# How long to I smoke a 16 lbs whole pork shoulder



## snikar (May 5, 2016)

I've got a 16 lbs shoulder.  How long should I smoke it for in an electric smoker?


----------



## litterbug (May 5, 2016)

Till its done.  :battery-062:
All kidding asside, we usually go by internal temp. I just wanted to bump this so someone else could give you a betyer answer.


----------



## damon555 (May 5, 2016)

Smoke it for as long as it takes to get the internal temperature up to 190 or so for slicing or 200 or so for pulling......Times vary so much that going by internal temp is really the only way to go.


----------



## lamar (May 5, 2016)

Damon has you covered.   :welcome1:


----------



## SmokinAl (May 5, 2016)

First of all, welcome to the forum.

Since this is your first post, at your leisure would you swing over to Roll Call & introduce yourself.

Then we can all give you a proper welcome.

You can figure on 1 1/2 to 2 hours per pound for your shoulder.

If your pulling it you would want to take it to 205 IT or until a probe will go in with little to no resistance.

Al


----------



## cael (May 5, 2016)

I have an electric and usually do 2 10-12 lb guys at the same time.     I have found that the *1.5 hour / pound is at least a good starting point*.   
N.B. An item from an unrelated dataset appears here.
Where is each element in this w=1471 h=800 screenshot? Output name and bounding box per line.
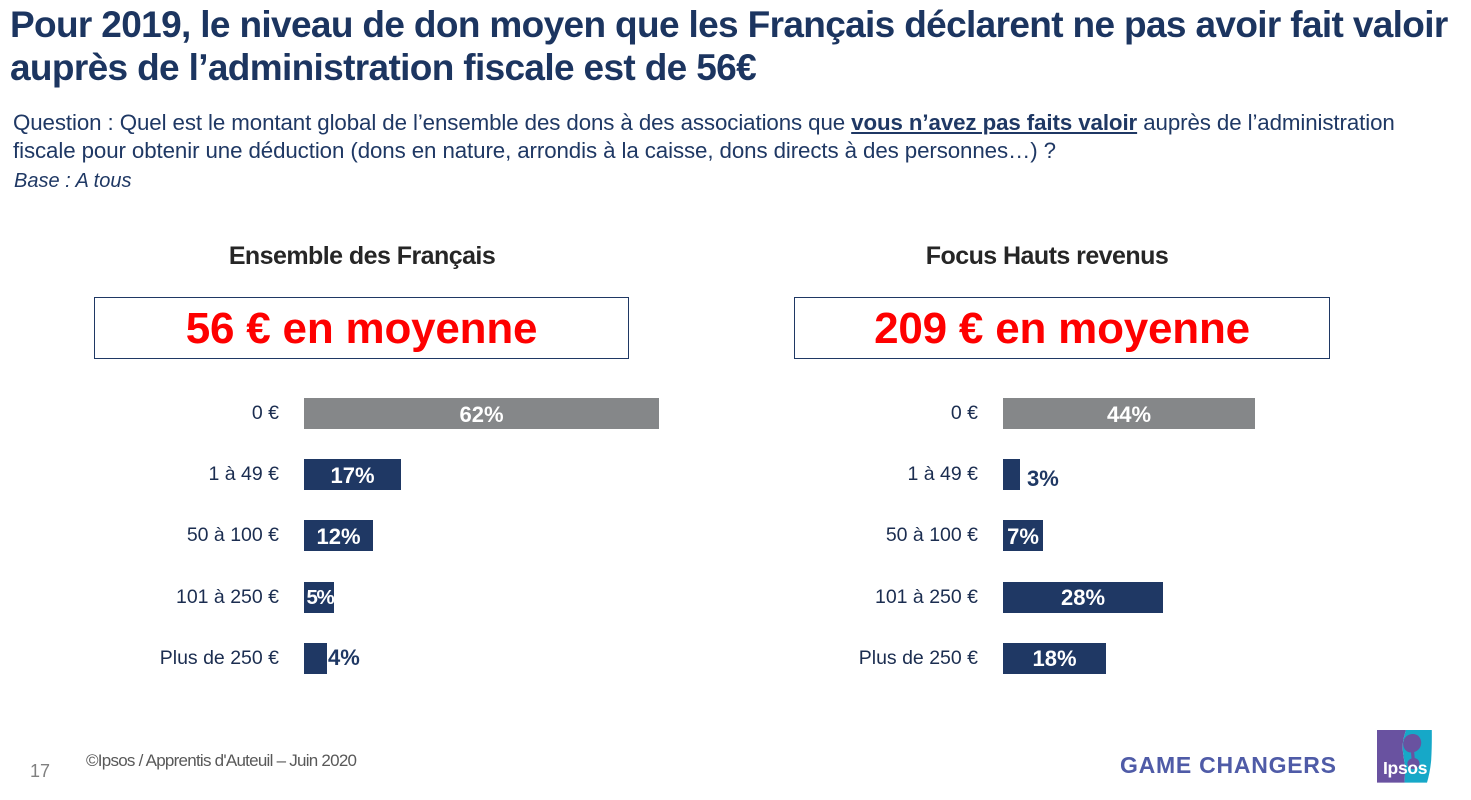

I like to start mine around 5:00 pm and give it good smoke for at least 4-6 hours, make sure it gets past 140 degrees for safety, and then turn it nice and low (180ish?) so that I can get a good night's sleep.  (With my smoker and Maverick digital read outs beside the bed just in case).     Then when I wake up, I can check the internal temps and pop it back up a bit, or leave it as desired.     Mine are usually done around 9-10:00 am.

So start it nice and early because after wrapping, it will keep beautifully for hours.   But yes, temperature is your only true guide.


----------



## biteme7951 (May 5, 2016)

Are you sure you don't have a package with 2 8lb shoulders in it? 16lbs is an unusually large shoulder, but they might be out there.

SmokinAl has you covered with time and temps.

Barry.


----------